Bascule vers le salariat
« Il a fallu — surtout les anciennes associées — faire le deuil de tout un passé. Mais nous y sommes arrivées, le Chaînon en est sorti renforcé […] Et ce qui me fascine toujours, c’est que d’une Yvonne des débuts héroïques à une Hélène aujourd’hui, notre esprit soit resté le même : intact. La façon d’être proche de l’autre, de considérer la femme qu’on accueille avec respect, de vouloir rester convaincu qu’elle est maître de sa vie. Et de penser, avant tout, à voir la personne au-delà des apparences extérieures, même les plus affligeantes. » — Jeannine Gagné, Associée, dans Sylvie Halpern, Le Chaînon : La maison de Montréal, Éditions Stanké, 1998
Associées et salariées
Cette cohabitation de salariés et d’Associées bouscule les réflexions. Certaines Associées craignent que les protégées ne sentent pas qu’elles sont véritablement aimées si le personnel est payé pour le faire ou s’il ne baigne pas à temps plein dans leurs vies. Les Associées découvriront avec soulagement que les salariés ont le même profond désir de servir et que la rupture a du bon : le personnel peut se retirer, se reposer, se régénérer et revenir frais et disposé au travail. D’ailleurs, la plupart des Associées commenceront elles aussi à recevoir un salaire et à vivre en appartement.
Le Chaînon a réussi à s’adapter aux temps modernes tout en préservant ce qui le caractérise : la dévotion envers son prochain, la délicatesse, l’accueil inconditionnel et le service gratuit.

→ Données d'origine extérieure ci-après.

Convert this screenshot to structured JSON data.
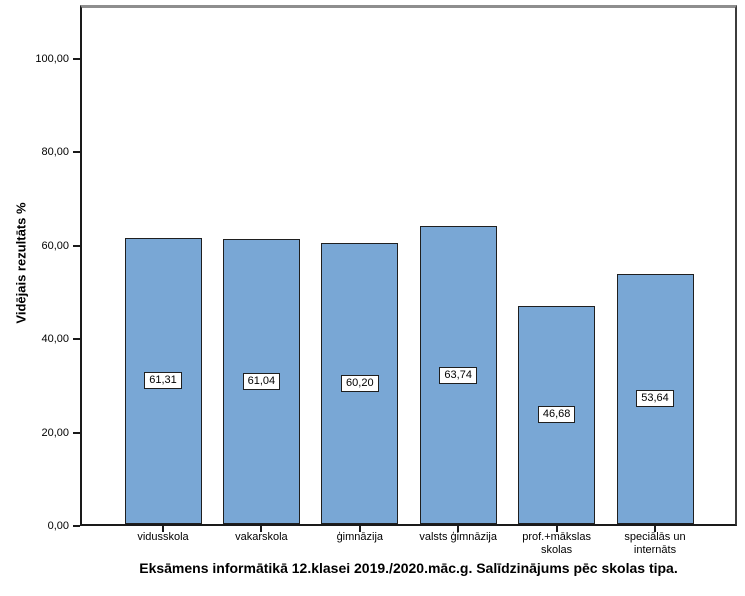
{
  "chart_data": {
    "type": "bar",
    "title": "Eksāmens informātikā 12.klasei 2019./2020.māc.g. Salīdzinājums pēc skolas tipa.",
    "ylabel": "Vidējais rezultāts %",
    "xlabel": "",
    "categories": [
      "vidusskola",
      "vakarskola",
      "ģimnāzija",
      "valsts ģimnāzija",
      "prof.+mākslas\nskolas",
      "speciālās un\ninternāts"
    ],
    "values": [
      61.31,
      61.04,
      60.2,
      63.74,
      46.68,
      53.64
    ],
    "value_labels": [
      "61,31",
      "61,04",
      "60,20",
      "63,74",
      "46,68",
      "53,64"
    ],
    "yticks": [
      0,
      20,
      40,
      60,
      80,
      100
    ],
    "ytick_labels": [
      "0,00",
      "20,00",
      "40,00",
      "60,00",
      "80,00",
      "100,00"
    ],
    "ylim": [
      0,
      111.6
    ],
    "grid": false,
    "legend": "none",
    "bar_fill": "#79A7D5",
    "bar_border": "#1f1f1f",
    "value_label_bg": "#ffffff",
    "value_label_border": "#1f1f1f",
    "frame_top_color": "#8e8e8e",
    "axis_color": "#1a1a1a"
  }
}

En 2022, six Associées membres du groupe fondateur sont toujours vivantes, elles sont encore actives au conseil d’administration ou consultées : Lucie, Monique, Colette, Ginette, Jeannine et Fernande. Chaque année, elles renouvellent leur engagement. Si chacune agit selon des raisons personnelles, toutes le font aussi par solidarité pour la famille qu’elles forment et en tant que gardiennes des valeurs de l’œuvre.